A Palestinian author is hiding in an undisclosed location in the Middle East after his book was banned by the Palestinian Authority last month, NPR reported last week:
Abbad Yahya (right), 28, received death threats after his novel Crime in Ramallah was banned by the PA in February. The novel centers on three young men in Ramallah, the seat of the Palestinian government, and how the murder of a woman affects their lives.
As the Palestinian government’s powers wane, the role of non-governmental organisations has risen significantly in the past few years, says campaigning journalist Daoud Kuttab. The relative success of the Palestinian civil society, however, is not matched in many Arab countries, he writes:
As internal violence increases and autocratic regimes strengthen their central powers, civil society organisations and the press are among the first casualties. Centralised powers are not interested in a vibrant civil society or a professional journalistic tradition. We have seen consistent and continuous attacks against civil society and independent journalists in Egypt and Turkey, as well as in oil-rich countries.
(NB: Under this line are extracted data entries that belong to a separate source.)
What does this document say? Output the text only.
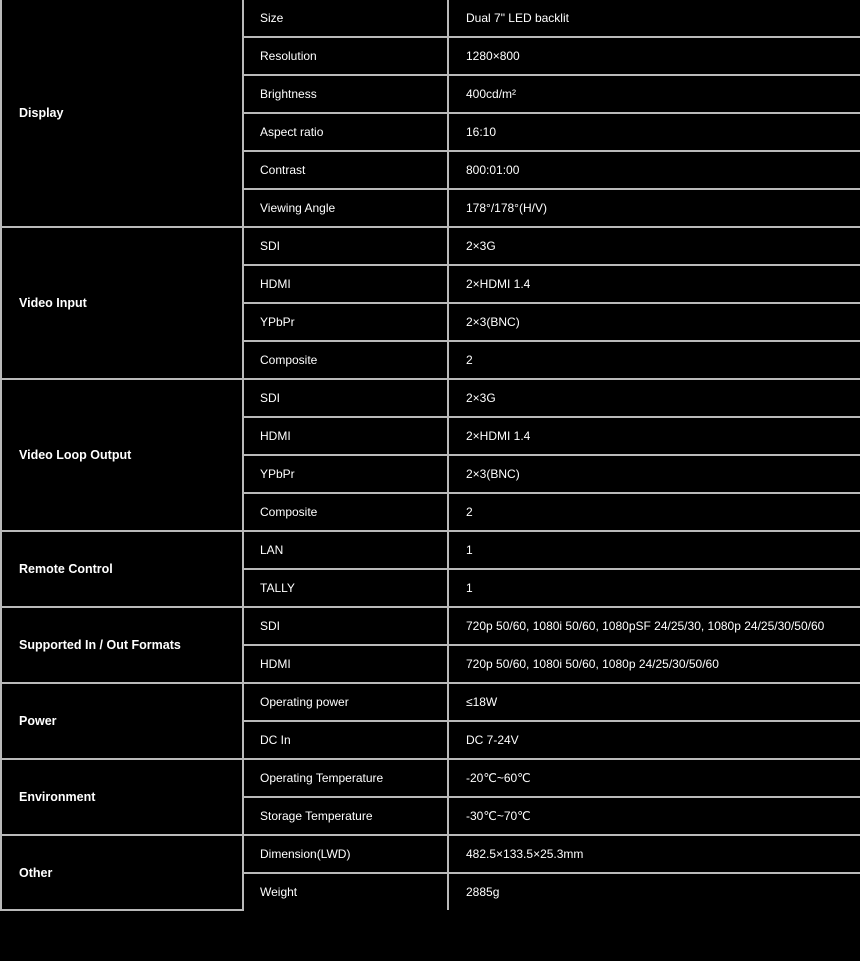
Display	Size	Dual 7" LED backlit
	Resolution	1280×800
	Brightness	400cd/m²
	Aspect ratio	16:10
	Contrast	800:01:00
	Viewing Angle	178°/178°(H/V)
Video Input	SDI	2×3G
	HDMI	2×HDMI 1.4
	YPbPr	2×3(BNC)
	Composite	2
Video Loop Output	SDI	2×3G
	HDMI	2×HDMI 1.4
	YPbPr	2×3(BNC)
	Composite	2
Remote Control	LAN	1
	TALLY	1
Supported In / Out Formats	SDI	720p 50/60, 1080i 50/60, 1080pSF 24/25/30, 1080p 24/25/30/50/60
	HDMI	720p 50/60, 1080i 50/60, 1080p 24/25/30/50/60
Power	Operating power	≤18W
	DC In	DC 7-24V
Environment	Operating Temperature	-20℃~60℃
	Storage Temperature	-30℃~70℃
Other	Dimension(LWD)	482.5×133.5×25.3mm
	Weight	2885g
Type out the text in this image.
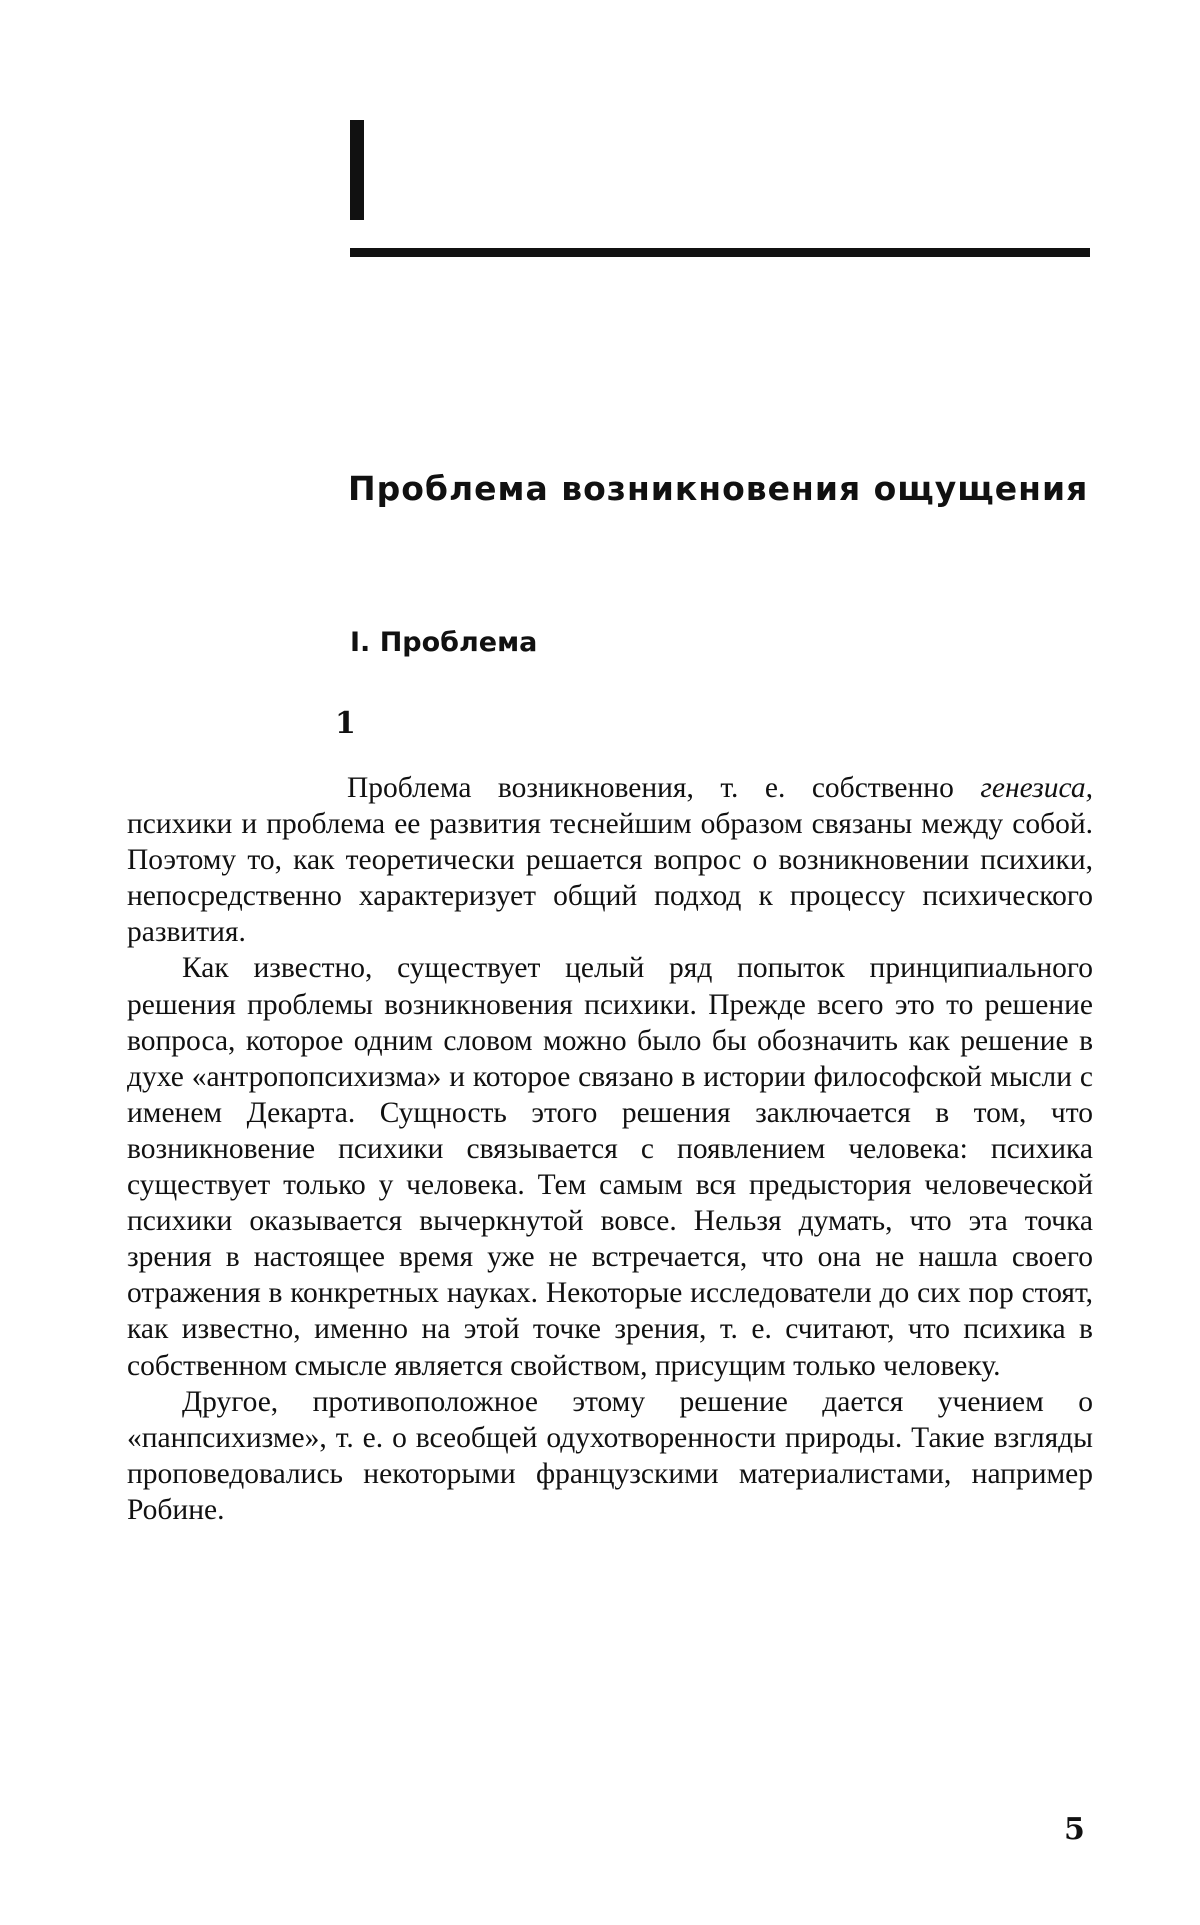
Проблема возникновения ощущения
I. Проблема
1

Проблема возникновения, т. е. собственно генезиса, психики и проблема ее развития теснейшим образом связаны между собой. Поэтому то, как теоретически решается вопрос о возникновении психики, непосредственно характеризует общий подход к процессу психического развития.

Как известно, существует целый ряд попыток принципиального решения проблемы возникновения психики. Прежде всего это то решение вопроса, которое одним словом можно было бы обозначить как решение в духе «антропопсихизма» и которое связано в истории философской мысли с именем Декарта. Сущность этого решения заключается в том, что возникновение психики связывается с появлением человека: психика существует только у человека. Тем самым вся предыстория человеческой психики оказывается вычеркнутой вовсе. Нельзя думать, что эта точка зрения в настоящее время уже не встречается, что она не нашла своего отражения в конкретных науках. Некоторые исследователи до сих пор стоят, как известно, именно на этой точке зрения, т. е. считают, что психика в собственном смысле является свойством, присущим только человеку.

Другое, противоположное этому решение дается учением о «панпсихизме», т. е. о всеобщей одухотворенности природы. Такие взгляды проповедовались некоторыми французскими материалистами, например Робине.

5
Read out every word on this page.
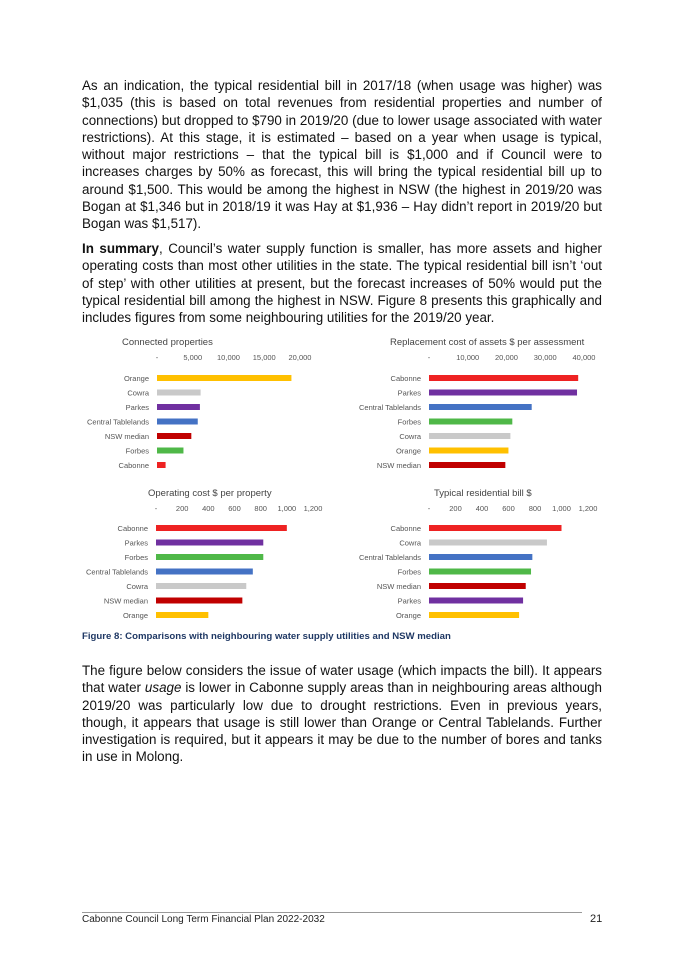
As an indication, the typical residential bill in 2017/18 (when usage was higher) was $1,035 (this is based on total revenues from residential properties and number of connections) but dropped to $790 in 2019/20 (due to lower usage associated with water restrictions). At this stage, it is estimated – based on a year when usage is typical, without major restrictions – that the typical bill is $1,000 and if Council were to increases charges by 50% as forecast, this will bring the typical residential bill up to around $1,500. This would be among the highest in NSW (the highest in 2019/20 was Bogan at $1,346 but in 2018/19 it was Hay at $1,936 – Hay didn’t report in 2019/20 but Bogan was $1,517).

In summary, Council’s water supply function is smaller, has more assets and higher operating costs than most other utilities in the state. The typical residential bill isn’t ‘out of step’ with other utilities at present, but the forecast increases of 50% would put the typical residential bill among the highest in NSW. Figure 8 presents this graphically and includes figures from some neighbouring utilities for the 2019/20 year.

Connected properties
-	5,000 10,000 15,000 20,000
Orange
Cowra
Parkes
Central Tablelands
NSW median
Forbes
Cabonne
Replacement cost of assets $ per assessment
-	10,000 20,000 30,000 40,000
Cabonne
Parkes
Central Tablelands
Forbes
Cowra
Orange
NSW median
Operating cost $ per property
- 200 400 600 800 1,000 1,200
Cabonne
Parkes
Forbes
Central Tablelands
Cowra
NSW median
Orange
Typical residential bill $
-	200 400 600 800 1,000 1,200
Cabonne
Cowra
Central Tablelands
Forbes
NSW median
Parkes
Orange

Figure 8: Comparisons with neighbouring water supply utilities and NSW median

The figure below considers the issue of water usage (which impacts the bill). It appears that water usage is lower in Cabonne supply areas than in neighbouring areas although 2019/20 was particularly low due to drought restrictions. Even in previous years, though, it appears that usage is still lower than Orange or Central Tablelands. Further investigation is required, but it appears it may be due to the number of bores and tanks in use in Molong.

Cabonne Council Long Term Financial Plan 2022-2032	21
The situation of civil society and the press in Jordan is not as bad as in other countries, but some negative trends can be seen here and there, adds Kuttab (left):
An effort to demonise civil society is sometimes given government blessing; that appears in public statements and in actions against basic rights like the freedom to assemble or hold meetings without the need for a prior licence. This is also evident in how different ministries, officials and public bodies react to civil society and the press. At the very same time that some ministries are working hand in hand with civil society organisations, others appear to work to undermine it.